Komentarze
blog ogólny
Forum Romanum

26 maja 2010
Cezary GawryśNic o nas bez nas
Poniższy tekst został wygłoszony 24 maja 2010 r. na otwarcie konferencji „Skrajne ubóstwo a prawa człowieka – wyzwanie dla Polski, wyzwanie dla Europy”, która odbyła się w ramach Europejskiego Roku Walki z Ubóstwem i Wykluczeniem Społecznym, a dodatkowo – na koniec „polskiego tygodnia” tego Roku, który rozpoczął się 17 maja.
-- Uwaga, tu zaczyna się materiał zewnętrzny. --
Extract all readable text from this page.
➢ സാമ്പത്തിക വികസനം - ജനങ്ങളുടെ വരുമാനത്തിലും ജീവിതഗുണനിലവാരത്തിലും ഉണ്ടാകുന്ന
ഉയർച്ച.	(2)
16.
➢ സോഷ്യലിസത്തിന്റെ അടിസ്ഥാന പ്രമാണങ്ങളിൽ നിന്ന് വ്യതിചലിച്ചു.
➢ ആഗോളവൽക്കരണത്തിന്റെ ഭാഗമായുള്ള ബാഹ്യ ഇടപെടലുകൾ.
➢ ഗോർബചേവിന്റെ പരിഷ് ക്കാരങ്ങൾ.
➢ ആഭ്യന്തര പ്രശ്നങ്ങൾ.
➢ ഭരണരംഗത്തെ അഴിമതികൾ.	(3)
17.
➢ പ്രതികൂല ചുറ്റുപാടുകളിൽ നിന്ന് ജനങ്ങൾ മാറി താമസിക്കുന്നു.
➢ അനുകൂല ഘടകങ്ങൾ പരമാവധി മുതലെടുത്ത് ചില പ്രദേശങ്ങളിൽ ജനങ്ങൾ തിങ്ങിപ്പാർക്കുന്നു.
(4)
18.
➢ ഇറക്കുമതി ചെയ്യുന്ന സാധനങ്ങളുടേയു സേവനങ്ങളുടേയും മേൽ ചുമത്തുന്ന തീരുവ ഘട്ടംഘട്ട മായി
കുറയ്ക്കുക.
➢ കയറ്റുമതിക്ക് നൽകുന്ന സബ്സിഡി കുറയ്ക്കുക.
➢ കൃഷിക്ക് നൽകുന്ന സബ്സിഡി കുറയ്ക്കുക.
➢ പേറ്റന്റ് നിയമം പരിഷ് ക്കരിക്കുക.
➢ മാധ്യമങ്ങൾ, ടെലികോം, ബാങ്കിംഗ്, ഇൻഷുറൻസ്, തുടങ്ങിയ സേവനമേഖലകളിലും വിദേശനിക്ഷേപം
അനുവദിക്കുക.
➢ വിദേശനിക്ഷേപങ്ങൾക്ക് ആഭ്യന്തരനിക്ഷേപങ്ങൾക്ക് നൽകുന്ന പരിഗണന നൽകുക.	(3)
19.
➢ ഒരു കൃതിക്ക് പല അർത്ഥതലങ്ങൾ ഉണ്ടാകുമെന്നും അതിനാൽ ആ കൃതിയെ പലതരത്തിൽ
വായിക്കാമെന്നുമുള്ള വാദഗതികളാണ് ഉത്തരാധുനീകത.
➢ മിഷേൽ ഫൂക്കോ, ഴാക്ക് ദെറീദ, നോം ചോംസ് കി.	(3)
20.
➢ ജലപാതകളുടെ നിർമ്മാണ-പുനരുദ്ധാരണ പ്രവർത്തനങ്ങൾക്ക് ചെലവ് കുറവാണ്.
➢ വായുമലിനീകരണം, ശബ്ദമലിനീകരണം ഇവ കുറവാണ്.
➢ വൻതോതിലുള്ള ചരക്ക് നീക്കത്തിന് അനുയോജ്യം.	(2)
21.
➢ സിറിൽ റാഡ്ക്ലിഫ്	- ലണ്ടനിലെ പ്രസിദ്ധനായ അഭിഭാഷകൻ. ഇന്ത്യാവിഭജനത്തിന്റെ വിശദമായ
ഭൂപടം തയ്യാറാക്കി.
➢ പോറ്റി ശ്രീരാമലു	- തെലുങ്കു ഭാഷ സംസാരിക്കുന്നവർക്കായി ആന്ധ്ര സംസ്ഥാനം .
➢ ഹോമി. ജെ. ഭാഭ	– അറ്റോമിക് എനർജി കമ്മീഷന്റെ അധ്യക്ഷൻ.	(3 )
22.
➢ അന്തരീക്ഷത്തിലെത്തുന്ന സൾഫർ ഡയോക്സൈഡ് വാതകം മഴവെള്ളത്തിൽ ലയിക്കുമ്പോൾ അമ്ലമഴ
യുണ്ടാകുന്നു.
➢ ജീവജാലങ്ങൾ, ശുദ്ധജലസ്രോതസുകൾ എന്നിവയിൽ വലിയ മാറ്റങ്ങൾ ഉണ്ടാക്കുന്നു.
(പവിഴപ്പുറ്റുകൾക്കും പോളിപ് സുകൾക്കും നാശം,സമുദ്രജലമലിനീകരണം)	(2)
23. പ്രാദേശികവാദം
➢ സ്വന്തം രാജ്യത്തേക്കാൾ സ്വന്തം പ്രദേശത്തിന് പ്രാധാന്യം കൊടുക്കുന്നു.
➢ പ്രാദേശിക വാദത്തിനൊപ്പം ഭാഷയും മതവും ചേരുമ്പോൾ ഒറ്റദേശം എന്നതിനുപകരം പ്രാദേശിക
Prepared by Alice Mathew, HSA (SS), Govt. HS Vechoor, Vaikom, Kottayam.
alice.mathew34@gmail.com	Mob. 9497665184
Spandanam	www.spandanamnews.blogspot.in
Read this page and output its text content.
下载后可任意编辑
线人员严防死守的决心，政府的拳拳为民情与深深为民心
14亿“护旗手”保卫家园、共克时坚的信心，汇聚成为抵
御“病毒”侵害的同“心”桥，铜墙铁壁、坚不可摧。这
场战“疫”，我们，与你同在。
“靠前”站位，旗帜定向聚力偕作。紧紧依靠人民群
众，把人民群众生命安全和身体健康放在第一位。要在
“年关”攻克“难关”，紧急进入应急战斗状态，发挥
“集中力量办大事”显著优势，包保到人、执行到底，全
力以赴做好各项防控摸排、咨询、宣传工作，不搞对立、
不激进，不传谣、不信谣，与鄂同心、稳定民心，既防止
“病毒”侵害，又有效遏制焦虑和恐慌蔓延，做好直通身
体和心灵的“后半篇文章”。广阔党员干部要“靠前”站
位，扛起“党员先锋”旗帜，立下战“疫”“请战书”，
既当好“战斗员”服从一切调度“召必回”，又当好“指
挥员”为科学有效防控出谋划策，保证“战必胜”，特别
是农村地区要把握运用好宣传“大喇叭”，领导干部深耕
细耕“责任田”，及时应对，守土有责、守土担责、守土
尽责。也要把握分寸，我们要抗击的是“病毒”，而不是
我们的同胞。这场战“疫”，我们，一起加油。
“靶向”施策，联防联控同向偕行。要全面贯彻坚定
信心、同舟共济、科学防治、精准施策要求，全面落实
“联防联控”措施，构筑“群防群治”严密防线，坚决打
Szanowni Państwo! Drodzy Przyjaciele!
Mam zaszczyt witać Państwa w imieniu obu współorganizatorów naszej konferencji, a mianowicie: międzynarodowego ruchu ATD Czwarty Świat – jako świeżo wybrany prezes Stowarzyszenia Przyjaciół ATD w Polsce – notabene nasze Stowarzyszenie obchodzi w tych dniach swoje pięciolecie. Zebranie założycielskie miało miejsce 25 maja 2005 roku. Są tutaj z nami na sali członkowie założyciele: Louis Join-Lambert z Francji, prof. Andrzej Zoll, wówczas Rzecznik Praw Obywatelskich, Tereliza Braun i nasza wspaniała pierwsza prezes Anna Śleźnik. Dziękujemy Wam za waszą pionierską pracę!
Reprezentuję także drugiego współorganizatora: Laboratorium WIĘZI - Instytut Analiz Społecznych i Dialogu, który od paru lat działa przy miesięczniku WIĘŹ, założonym pół wieku temu przez Tadeusza Mazowieckiego. Miałem szczęście pracować u jego boku przez kilka lat, przed rokiem 1981.
To ciekawa zbieżność: ATD Czwarty Świat i WIĘŹ powstawały mniej więcej w tym samym czasie, na przełomie lat 50. i 60. ubiegłego wieku, wprawdzie w zupełnie różnych kontekstach: ATD – w wolnej i demokratycznej Francji, WIĘŹ – w zniewolonej przez komunizm Polsce, ale przecież coś istotnego je łączy.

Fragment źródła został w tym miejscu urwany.